Later, when I was trying to negotiate roadworks on a crossroads, a male voice said "I am right behind you" in case I stepped back. He waited while I decided upon the right route. On the Tube, another man, as he exited, handed me my hat, which had fallen on the floor. Yesterday, another man offered me his seat on the Tube, and three people offered to help an overweight older man who was having difficulty in getting his breath as he climbed the exit stairs.

No, I am not a woman, just an ordinary, healthy male pensioner. The Olympic Games spirit of helpfulness lives on!

Nicholas McGeorge

Lymington, Hampshire

Party political policing?

Who says that the new Police Commissioner appointments won't be politically driven? I've just been hand-delivered a newsletter from the prospective Conservative candidate for Essex, by Jim Ketteridge, Conservative leader of Uttlesford District Council, also in Essex.

Brad Ingram

Saffron Walden, Essex

The Archbishop's heavenly views

Not only does Mr Welby call to mind Jesus overturning the tables of the money changers, he is clearly following Christianity's tradition of making (and getting into) trouble. ("Archbishop-elect shows no fear of demons in pinstripe suits", 12 November). His opposition to ministers' lending plans is loud and clear; will the new Archbishop continue to be as divinely troublesome?

Helen Kraus

Brentford, Middlesex

Votes that count

David Blanchflower notes (12 November) that New Hampshire is not as important as California and Texas in the Electoral College. Those states are solidly Democratic and Republican, respectively. Meanwhile, New Hampshire is a perennial swing state. Does he need reminding that if New Hampshire's four Electoral College votes had gone to Al Gore rather than George W. Bush in 2000, Gore would have won the White House?

Martin Carter

Gosport, Hampshire

Poppy absurdity

The arrest of a 19-year-old man for allegedly showing a picture of a burning poppy is absolutely outrageous.
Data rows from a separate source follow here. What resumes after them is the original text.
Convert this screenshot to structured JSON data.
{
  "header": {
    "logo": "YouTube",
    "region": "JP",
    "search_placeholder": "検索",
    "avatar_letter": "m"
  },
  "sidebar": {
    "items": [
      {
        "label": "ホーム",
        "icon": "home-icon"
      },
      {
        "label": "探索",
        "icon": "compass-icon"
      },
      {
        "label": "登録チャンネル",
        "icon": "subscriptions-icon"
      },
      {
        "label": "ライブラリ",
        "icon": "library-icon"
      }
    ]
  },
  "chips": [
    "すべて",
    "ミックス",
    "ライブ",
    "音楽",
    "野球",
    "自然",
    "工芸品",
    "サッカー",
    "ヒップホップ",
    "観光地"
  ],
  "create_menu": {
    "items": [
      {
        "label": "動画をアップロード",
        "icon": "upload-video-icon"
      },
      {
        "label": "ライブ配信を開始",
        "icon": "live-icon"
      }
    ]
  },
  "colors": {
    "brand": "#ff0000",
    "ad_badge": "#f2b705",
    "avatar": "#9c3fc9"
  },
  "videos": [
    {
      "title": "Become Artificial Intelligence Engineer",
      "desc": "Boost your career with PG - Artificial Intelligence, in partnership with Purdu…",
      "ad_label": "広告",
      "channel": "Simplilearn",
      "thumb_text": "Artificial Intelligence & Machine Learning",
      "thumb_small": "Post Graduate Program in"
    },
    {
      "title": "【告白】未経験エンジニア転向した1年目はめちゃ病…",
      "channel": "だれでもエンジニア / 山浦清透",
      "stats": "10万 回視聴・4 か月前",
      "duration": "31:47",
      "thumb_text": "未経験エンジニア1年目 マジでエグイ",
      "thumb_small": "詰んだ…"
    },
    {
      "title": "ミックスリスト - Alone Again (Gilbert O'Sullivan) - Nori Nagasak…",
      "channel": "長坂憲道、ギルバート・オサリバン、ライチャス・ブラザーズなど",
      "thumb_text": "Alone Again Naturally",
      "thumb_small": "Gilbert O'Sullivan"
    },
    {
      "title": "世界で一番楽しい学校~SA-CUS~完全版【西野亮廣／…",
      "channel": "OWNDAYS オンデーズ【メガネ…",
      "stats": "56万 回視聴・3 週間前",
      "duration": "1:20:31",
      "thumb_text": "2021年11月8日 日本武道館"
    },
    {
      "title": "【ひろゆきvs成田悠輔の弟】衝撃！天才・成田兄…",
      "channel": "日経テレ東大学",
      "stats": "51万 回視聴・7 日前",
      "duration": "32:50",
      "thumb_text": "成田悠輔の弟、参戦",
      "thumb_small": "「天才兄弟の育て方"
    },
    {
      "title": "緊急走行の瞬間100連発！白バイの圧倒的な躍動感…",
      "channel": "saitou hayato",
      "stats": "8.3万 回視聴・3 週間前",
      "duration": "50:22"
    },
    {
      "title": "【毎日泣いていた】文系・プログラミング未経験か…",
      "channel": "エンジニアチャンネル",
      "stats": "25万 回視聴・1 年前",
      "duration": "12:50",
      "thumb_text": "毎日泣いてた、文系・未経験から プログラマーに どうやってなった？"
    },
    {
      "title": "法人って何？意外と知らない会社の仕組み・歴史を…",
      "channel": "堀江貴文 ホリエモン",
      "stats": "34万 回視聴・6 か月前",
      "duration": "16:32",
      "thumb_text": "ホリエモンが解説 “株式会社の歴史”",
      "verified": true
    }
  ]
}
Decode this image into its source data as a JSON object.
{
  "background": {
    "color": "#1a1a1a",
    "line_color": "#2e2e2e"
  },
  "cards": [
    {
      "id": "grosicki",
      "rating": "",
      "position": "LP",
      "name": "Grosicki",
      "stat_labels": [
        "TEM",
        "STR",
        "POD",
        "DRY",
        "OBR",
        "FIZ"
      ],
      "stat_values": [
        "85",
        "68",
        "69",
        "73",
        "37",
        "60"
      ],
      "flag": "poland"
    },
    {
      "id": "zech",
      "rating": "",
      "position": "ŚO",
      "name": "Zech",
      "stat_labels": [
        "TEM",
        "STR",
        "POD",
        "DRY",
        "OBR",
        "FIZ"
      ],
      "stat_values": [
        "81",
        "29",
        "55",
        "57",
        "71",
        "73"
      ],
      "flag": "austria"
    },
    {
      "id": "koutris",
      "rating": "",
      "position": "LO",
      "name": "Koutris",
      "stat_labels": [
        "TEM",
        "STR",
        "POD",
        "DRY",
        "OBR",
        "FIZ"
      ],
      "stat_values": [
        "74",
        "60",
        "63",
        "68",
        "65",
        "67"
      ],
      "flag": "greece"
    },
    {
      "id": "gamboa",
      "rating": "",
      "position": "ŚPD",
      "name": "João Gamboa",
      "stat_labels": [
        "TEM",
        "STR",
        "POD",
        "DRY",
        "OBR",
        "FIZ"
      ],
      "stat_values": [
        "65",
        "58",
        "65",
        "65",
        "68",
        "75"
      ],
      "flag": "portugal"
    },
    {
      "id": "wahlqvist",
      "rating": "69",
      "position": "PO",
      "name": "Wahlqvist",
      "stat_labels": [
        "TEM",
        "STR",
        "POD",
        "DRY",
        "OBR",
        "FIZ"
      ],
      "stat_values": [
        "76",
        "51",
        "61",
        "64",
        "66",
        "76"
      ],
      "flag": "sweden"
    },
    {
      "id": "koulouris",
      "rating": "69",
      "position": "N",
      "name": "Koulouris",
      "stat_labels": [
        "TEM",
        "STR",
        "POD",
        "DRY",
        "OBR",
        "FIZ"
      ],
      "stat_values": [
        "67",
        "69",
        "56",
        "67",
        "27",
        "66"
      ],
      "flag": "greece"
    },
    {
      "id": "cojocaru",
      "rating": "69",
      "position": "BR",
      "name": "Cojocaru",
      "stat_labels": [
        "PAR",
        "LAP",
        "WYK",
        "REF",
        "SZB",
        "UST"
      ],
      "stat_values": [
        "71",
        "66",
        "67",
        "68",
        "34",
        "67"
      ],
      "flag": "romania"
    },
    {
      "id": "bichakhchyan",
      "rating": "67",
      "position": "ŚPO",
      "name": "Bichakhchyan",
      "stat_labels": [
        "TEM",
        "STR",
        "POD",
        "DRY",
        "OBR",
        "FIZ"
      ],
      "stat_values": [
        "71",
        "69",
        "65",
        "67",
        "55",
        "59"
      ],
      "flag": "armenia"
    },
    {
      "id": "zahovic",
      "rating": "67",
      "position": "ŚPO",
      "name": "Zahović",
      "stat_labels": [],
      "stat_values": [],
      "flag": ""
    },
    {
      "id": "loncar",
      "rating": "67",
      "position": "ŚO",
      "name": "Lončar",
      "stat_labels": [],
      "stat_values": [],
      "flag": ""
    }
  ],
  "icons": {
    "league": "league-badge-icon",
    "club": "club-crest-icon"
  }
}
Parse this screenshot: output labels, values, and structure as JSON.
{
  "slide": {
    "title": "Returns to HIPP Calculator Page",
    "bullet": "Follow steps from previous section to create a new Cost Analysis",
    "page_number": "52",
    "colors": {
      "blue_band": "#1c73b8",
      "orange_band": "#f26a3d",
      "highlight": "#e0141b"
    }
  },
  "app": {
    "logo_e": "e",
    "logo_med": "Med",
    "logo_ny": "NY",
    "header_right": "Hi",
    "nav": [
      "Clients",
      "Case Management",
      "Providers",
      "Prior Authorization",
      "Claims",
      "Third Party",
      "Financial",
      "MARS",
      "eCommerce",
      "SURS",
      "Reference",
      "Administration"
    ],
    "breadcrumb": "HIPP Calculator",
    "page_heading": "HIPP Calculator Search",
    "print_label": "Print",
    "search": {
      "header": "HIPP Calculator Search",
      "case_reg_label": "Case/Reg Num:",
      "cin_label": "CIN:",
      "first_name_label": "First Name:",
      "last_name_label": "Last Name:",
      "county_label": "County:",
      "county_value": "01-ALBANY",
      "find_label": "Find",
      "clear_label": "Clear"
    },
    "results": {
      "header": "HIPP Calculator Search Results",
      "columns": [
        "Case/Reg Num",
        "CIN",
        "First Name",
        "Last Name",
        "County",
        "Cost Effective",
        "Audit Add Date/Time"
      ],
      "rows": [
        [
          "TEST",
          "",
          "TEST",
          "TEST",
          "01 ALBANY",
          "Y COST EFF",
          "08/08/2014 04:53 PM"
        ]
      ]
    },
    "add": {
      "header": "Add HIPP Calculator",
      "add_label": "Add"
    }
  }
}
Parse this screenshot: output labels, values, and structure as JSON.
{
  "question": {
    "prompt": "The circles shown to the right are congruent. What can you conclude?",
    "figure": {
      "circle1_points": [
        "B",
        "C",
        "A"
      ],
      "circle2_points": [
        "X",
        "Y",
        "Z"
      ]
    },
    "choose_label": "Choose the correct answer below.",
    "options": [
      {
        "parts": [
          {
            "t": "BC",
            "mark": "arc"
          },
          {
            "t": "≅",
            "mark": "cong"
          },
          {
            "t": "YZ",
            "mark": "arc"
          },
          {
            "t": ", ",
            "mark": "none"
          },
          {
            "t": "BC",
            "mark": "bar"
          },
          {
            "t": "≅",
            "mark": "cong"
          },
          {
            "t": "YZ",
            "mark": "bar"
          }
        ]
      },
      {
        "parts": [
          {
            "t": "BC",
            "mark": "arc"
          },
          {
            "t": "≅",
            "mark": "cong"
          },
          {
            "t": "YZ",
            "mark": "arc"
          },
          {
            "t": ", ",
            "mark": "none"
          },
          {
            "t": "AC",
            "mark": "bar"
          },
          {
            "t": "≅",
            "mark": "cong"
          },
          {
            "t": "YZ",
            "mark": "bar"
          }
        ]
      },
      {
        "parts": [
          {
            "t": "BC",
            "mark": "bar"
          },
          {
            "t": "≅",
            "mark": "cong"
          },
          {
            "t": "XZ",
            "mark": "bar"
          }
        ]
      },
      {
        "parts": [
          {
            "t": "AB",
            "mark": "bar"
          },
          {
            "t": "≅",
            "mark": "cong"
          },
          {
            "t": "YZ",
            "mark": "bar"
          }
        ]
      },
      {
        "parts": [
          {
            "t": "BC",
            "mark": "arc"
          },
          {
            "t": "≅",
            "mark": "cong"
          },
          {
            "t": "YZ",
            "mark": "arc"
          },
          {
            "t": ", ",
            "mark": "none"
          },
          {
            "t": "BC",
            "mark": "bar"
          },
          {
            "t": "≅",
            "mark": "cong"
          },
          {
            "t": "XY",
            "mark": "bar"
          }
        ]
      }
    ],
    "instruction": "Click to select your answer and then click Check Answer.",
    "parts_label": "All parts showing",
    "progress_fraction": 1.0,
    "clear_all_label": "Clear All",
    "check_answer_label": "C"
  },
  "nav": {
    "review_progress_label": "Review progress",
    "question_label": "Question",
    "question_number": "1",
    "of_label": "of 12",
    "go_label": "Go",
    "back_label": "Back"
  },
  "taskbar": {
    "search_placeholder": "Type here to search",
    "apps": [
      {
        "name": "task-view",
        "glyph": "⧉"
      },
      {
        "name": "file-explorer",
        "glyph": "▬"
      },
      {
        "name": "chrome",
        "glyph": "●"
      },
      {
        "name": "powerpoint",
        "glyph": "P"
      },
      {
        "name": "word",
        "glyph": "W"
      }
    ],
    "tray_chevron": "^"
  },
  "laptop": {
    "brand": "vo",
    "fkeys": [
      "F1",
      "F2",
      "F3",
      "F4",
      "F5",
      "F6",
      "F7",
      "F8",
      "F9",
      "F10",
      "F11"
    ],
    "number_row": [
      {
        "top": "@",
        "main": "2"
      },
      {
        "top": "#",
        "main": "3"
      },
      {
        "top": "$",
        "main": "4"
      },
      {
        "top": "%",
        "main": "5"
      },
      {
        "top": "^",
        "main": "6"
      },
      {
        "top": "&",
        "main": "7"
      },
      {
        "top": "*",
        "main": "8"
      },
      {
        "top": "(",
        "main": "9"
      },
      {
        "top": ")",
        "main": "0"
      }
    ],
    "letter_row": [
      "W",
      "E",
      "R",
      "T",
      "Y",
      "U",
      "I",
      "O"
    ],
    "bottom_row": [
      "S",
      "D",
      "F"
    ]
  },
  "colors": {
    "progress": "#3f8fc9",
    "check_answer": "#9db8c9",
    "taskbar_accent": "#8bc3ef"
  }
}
I feel like writing to my MP, but she is in the Australian jungle right now. The problem is not simply overzealous policing, but with absurd and oppressive laws.

John Dakin

Dunstable, Bedfordshire

Posh price index

Like Gunter Straub (letter, 10 November), I, too, wonder why inflation drops when all my day-to-day costs are rising. Can it be that we ordinary mortals fail to give proper consideration to the effects of cheaper tiaras, polo ponies and the like? After all something must have fallen.